Moyd’s father was in the Air Force and his family followed him wherever he was stationed. “Japan, North Dakota, Idaho,” Moyd says. “We lived in Germany two separate times in two separate places. That’s where I graduated from high school, and then I came to the States to go to college.”

She attended Princeton University through the Reserved Officers’ Training Corps (ROTC) program, which led directly to a career in the Air Force.

“That was my reality at age 18,” Moyd says. “I got an ROTC scholarship and that’s what I did. It wasn’t until quite a bit later that I came to understand what else I might be able to do.”

Moyd, 53, served in the Air Force from 1991 to 2000, initially as an intelligence officer. In the mid-90s, she was recruited to teach African history and sent to the University of Florida to earn her master’s degree. “I enjoyed it so much that as soon as I got out of the Air Force, I went to graduate school to get my doctorate,” Moyd says.

She went on to earn a second master’s and a Ph.D. from Cornell University in 2008. Upon graduating, she came to IU, where she teaches courses on African history and other, more specialized courses on topics such as the history of humanitarianism and soldiering and warfare.

She lives here with her husband, Scot Wright, an academic advisor for the Groups Scholars Program at IU and owner of The Bike Shop. They have two daughters, ages 25 and 7.
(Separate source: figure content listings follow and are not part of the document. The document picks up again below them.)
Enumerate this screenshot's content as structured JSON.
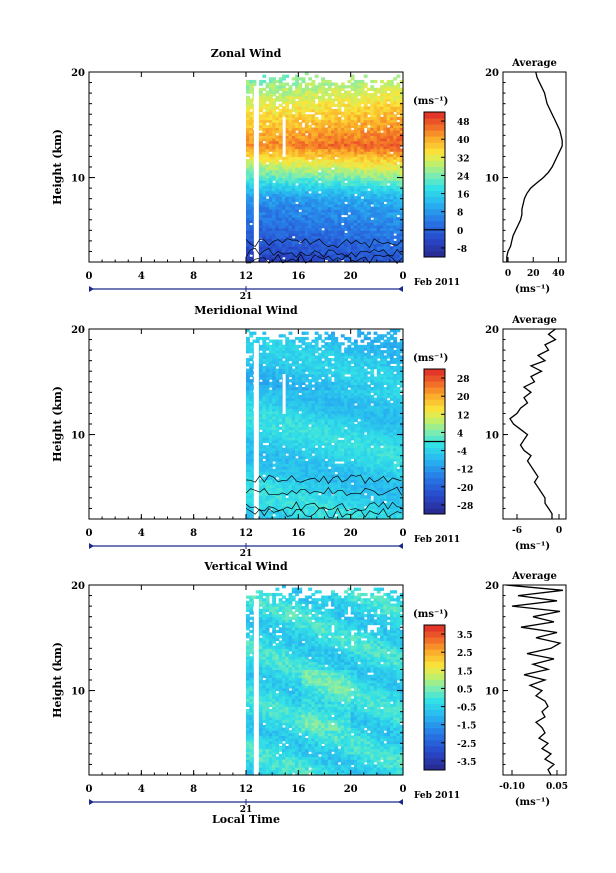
{
  "figure": {
    "xlabel": "Local Time",
    "date_label": "Feb 2011",
    "day_label": "21",
    "units_label": "(ms⁻¹)",
    "average_title": "Average"
  },
  "chart_data": [
    {
      "type": "heatmap",
      "title": "Zonal Wind",
      "ylabel": "Height (km)",
      "xlabel": "",
      "x_ticks": [
        "0",
        "4",
        "8",
        "12",
        "16",
        "20",
        "0"
      ],
      "x_range_hours": [
        0,
        24
      ],
      "y_ticks": [
        "20",
        "10"
      ],
      "ylim": [
        2,
        20
      ],
      "data_start_hour": 12,
      "colorbar": {
        "ticks": [
          "48",
          "40",
          "32",
          "24",
          "16",
          "8",
          "0",
          "-8"
        ],
        "range": [
          -12,
          52
        ],
        "contour_level": 0
      },
      "profile": {
        "title": "Average",
        "xlabel": "(ms⁻¹)",
        "x_ticks": [
          "0",
          "20",
          "40"
        ],
        "xlim": [
          -4,
          46
        ],
        "heights": [
          2,
          2.5,
          3,
          3.5,
          4,
          4.5,
          5,
          5.5,
          6,
          6.5,
          7,
          7.5,
          8,
          8.5,
          9,
          9.5,
          10,
          10.5,
          11,
          11.5,
          12,
          12.5,
          13,
          13.5,
          14,
          14.5,
          15,
          15.5,
          16,
          16.5,
          17,
          17.5,
          18,
          18.5,
          19,
          19.5,
          20
        ],
        "values": [
          -1,
          -1,
          0,
          2,
          3,
          4,
          6,
          8,
          10,
          11,
          11,
          12,
          13,
          15,
          18,
          23,
          28,
          32,
          35,
          37,
          39,
          41,
          43,
          43,
          42,
          41,
          39,
          37,
          35,
          33,
          31,
          30,
          29,
          27,
          25,
          23,
          22
        ]
      }
    },
    {
      "type": "heatmap",
      "title": "Meridional Wind",
      "ylabel": "Height (km)",
      "xlabel": "",
      "x_ticks": [
        "0",
        "4",
        "8",
        "12",
        "16",
        "20",
        "0"
      ],
      "x_range_hours": [
        0,
        24
      ],
      "y_ticks": [
        "20",
        "10"
      ],
      "ylim": [
        2,
        20
      ],
      "data_start_hour": 12,
      "colorbar": {
        "ticks": [
          "28",
          "20",
          "12",
          "4",
          "-4",
          "-12",
          "-20",
          "-28"
        ],
        "range": [
          -32,
          32
        ],
        "contour_level": 0
      },
      "profile": {
        "title": "Average",
        "xlabel": "(ms⁻¹)",
        "x_ticks": [
          "-6",
          "0"
        ],
        "xlim": [
          -8,
          1
        ],
        "heights": [
          2,
          2.5,
          3,
          3.5,
          4,
          4.5,
          5,
          5.5,
          6,
          6.5,
          7,
          7.5,
          8,
          8.5,
          9,
          9.5,
          10,
          10.5,
          11,
          11.5,
          12,
          12.5,
          13,
          13.5,
          14,
          14.5,
          15,
          15.5,
          16,
          16.5,
          17,
          17.5,
          18,
          18.5,
          19,
          19.5,
          20
        ],
        "values": [
          -1,
          -1,
          -1.5,
          -2,
          -2,
          -2.5,
          -3,
          -3.5,
          -3,
          -3.5,
          -4,
          -4.5,
          -4,
          -5,
          -5.5,
          -5,
          -4.5,
          -5.5,
          -6.5,
          -7,
          -6,
          -5.5,
          -4.5,
          -5,
          -4,
          -5,
          -3.5,
          -4,
          -2.5,
          -4,
          -2,
          -3,
          -1.5,
          -2,
          -0.5,
          -1.5,
          -0.5
        ]
      }
    },
    {
      "type": "heatmap",
      "title": "Vertical Wind",
      "ylabel": "Height (km)",
      "xlabel": "Local Time",
      "x_ticks": [
        "0",
        "4",
        "8",
        "12",
        "16",
        "20",
        "0"
      ],
      "x_range_hours": [
        0,
        24
      ],
      "y_ticks": [
        "20",
        "10"
      ],
      "ylim": [
        2,
        20
      ],
      "data_start_hour": 12,
      "colorbar": {
        "ticks": [
          "3.5",
          "2.5",
          "1.5",
          "0.5",
          "-0.5",
          "-1.5",
          "-2.5",
          "-3.5"
        ],
        "range": [
          -4,
          4
        ],
        "contour_level": null
      },
      "profile": {
        "title": "Average",
        "xlabel": "(ms⁻¹)",
        "x_ticks": [
          "-0.10",
          "0.05"
        ],
        "xlim": [
          -0.13,
          0.08
        ],
        "heights": [
          2,
          2.5,
          3,
          3.5,
          4,
          4.5,
          5,
          5.5,
          6,
          6.5,
          7,
          7.5,
          8,
          8.5,
          9,
          9.5,
          10,
          10.5,
          11,
          11.5,
          12,
          12.5,
          13,
          13.5,
          14,
          14.5,
          15,
          15.5,
          16,
          16.5,
          17,
          17.5,
          18,
          18.5,
          19,
          19.5,
          20
        ],
        "values": [
          0.03,
          0.02,
          0.04,
          0.01,
          0.03,
          0.0,
          0.02,
          -0.01,
          0.01,
          0.0,
          -0.02,
          0.01,
          0.0,
          0.02,
          0.01,
          -0.02,
          0.0,
          -0.04,
          0.01,
          -0.06,
          0.02,
          -0.03,
          0.04,
          -0.05,
          0.03,
          0.06,
          -0.02,
          0.05,
          -0.07,
          0.04,
          -0.03,
          0.06,
          -0.1,
          0.05,
          -0.08,
          0.07,
          -0.12
        ]
      }
    }
  ]
}
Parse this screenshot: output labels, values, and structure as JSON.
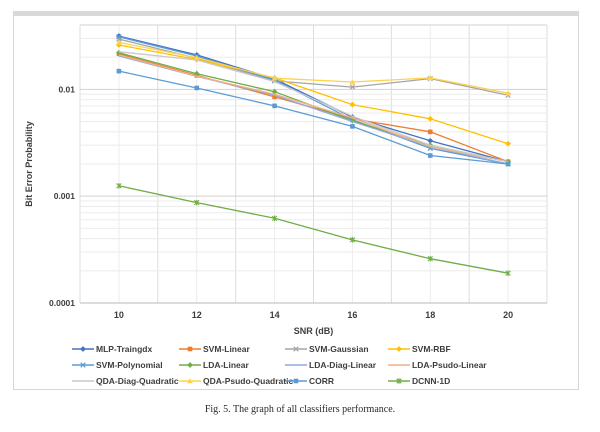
{
  "figure": {
    "caption": "Fig. 5.   The graph of all classifiers performance."
  },
  "chart_data": {
    "type": "line",
    "title": "",
    "xlabel": "SNR (dB)",
    "ylabel": "Bit Error Probability",
    "x": [
      10,
      12,
      14,
      16,
      18,
      20
    ],
    "x_tick_labels": [
      "10",
      "12",
      "14",
      "16",
      "18",
      "20"
    ],
    "y_scale": "log",
    "ylim": [
      0.0001,
      0.04
    ],
    "y_tick_labels": [
      "0.01",
      "0.001",
      "0.0001"
    ],
    "y_tick_values": [
      0.01,
      0.001,
      0.0001
    ],
    "grid": "major+minor",
    "legend_position": "bottom",
    "colors": {
      "grid_major": "#d2d2d2",
      "grid_minor": "#ebebeb",
      "grid_vertical": "#dcdcdc",
      "grid_vertical_minor": "#ececec",
      "axis_line": "#b8b8b8",
      "text": "#3d3d3d"
    },
    "series": [
      {
        "name": "MLP-Traingdx",
        "color": "#4472C4",
        "marker": "diamond",
        "values": [
          0.0315,
          0.021,
          0.0125,
          0.0055,
          0.0033,
          0.0021
        ]
      },
      {
        "name": "SVM-Linear",
        "color": "#ED7D31",
        "marker": "square",
        "values": [
          0.0215,
          0.0135,
          0.0085,
          0.0053,
          0.004,
          0.0021
        ]
      },
      {
        "name": "SVM-Gaussian",
        "color": "#A5A5A5",
        "marker": "x",
        "values": [
          0.0295,
          0.0195,
          0.012,
          0.0105,
          0.0126,
          0.0088
        ]
      },
      {
        "name": "SVM-RBF",
        "color": "#FFC000",
        "marker": "diamond",
        "values": [
          0.026,
          0.019,
          0.0128,
          0.0072,
          0.0053,
          0.0031
        ]
      },
      {
        "name": "SVM-Polynomial",
        "color": "#5B9BD5",
        "marker": "x",
        "values": [
          0.031,
          0.0205,
          0.0122,
          0.0052,
          0.0028,
          0.002
        ]
      },
      {
        "name": "LDA-Linear",
        "color": "#70AD47",
        "marker": "diamond",
        "values": [
          0.022,
          0.014,
          0.0095,
          0.0051,
          0.003,
          0.0021
        ]
      },
      {
        "name": "LDA-Diag-Linear",
        "color": "#8FAADC",
        "marker": "none",
        "values": [
          0.0205,
          0.0132,
          0.0088,
          0.005,
          0.0029,
          0.002
        ]
      },
      {
        "name": "LDA-Psudo-Linear",
        "color": "#F4B183",
        "marker": "none",
        "values": [
          0.021,
          0.0133,
          0.009,
          0.0054,
          0.0029,
          0.0021
        ]
      },
      {
        "name": "QDA-Diag-Quadratic",
        "color": "#C9C9C9",
        "marker": "none",
        "values": [
          0.0225,
          0.0188,
          0.0118,
          0.0056,
          0.003,
          0.0021
        ]
      },
      {
        "name": "QDA-Psudo-Quadratic",
        "color": "#FFD24D",
        "marker": "triangle",
        "values": [
          0.0275,
          0.0198,
          0.0127,
          0.0117,
          0.0128,
          0.0092
        ]
      },
      {
        "name": "CORR",
        "color": "#5B9BD5",
        "marker": "square",
        "values": [
          0.0148,
          0.0103,
          0.007,
          0.0045,
          0.0024,
          0.002
        ]
      },
      {
        "name": "DCNN-1D",
        "color": "#70AD47",
        "marker": "star",
        "values": [
          0.00125,
          0.00087,
          0.00062,
          0.00039,
          0.00026,
          0.00019
        ]
      }
    ]
  }
}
Following the death of George Floyd and the surge in Black Lives Matter protests, Moyd helped organize a summer series of virtual panels at IU called “Confronting Racism: Conversations on Systemic Racism and Protest.”

“It was very public facing and meant to help people think about what was going on last summer in the ways that researchers do,” Moyd says.

For that and other work, Moyd was recognized with the 2021 Building Bridges Award for the IU Bloomington campus. The award is given to those who embody the spirit, vision, and leadership of Dr. Martin Luther King Jr.

Moyd is currently teaching, researching, and writing. Her next book, Africa, Africans, and the First World War, is under contract with Cambridge University Press.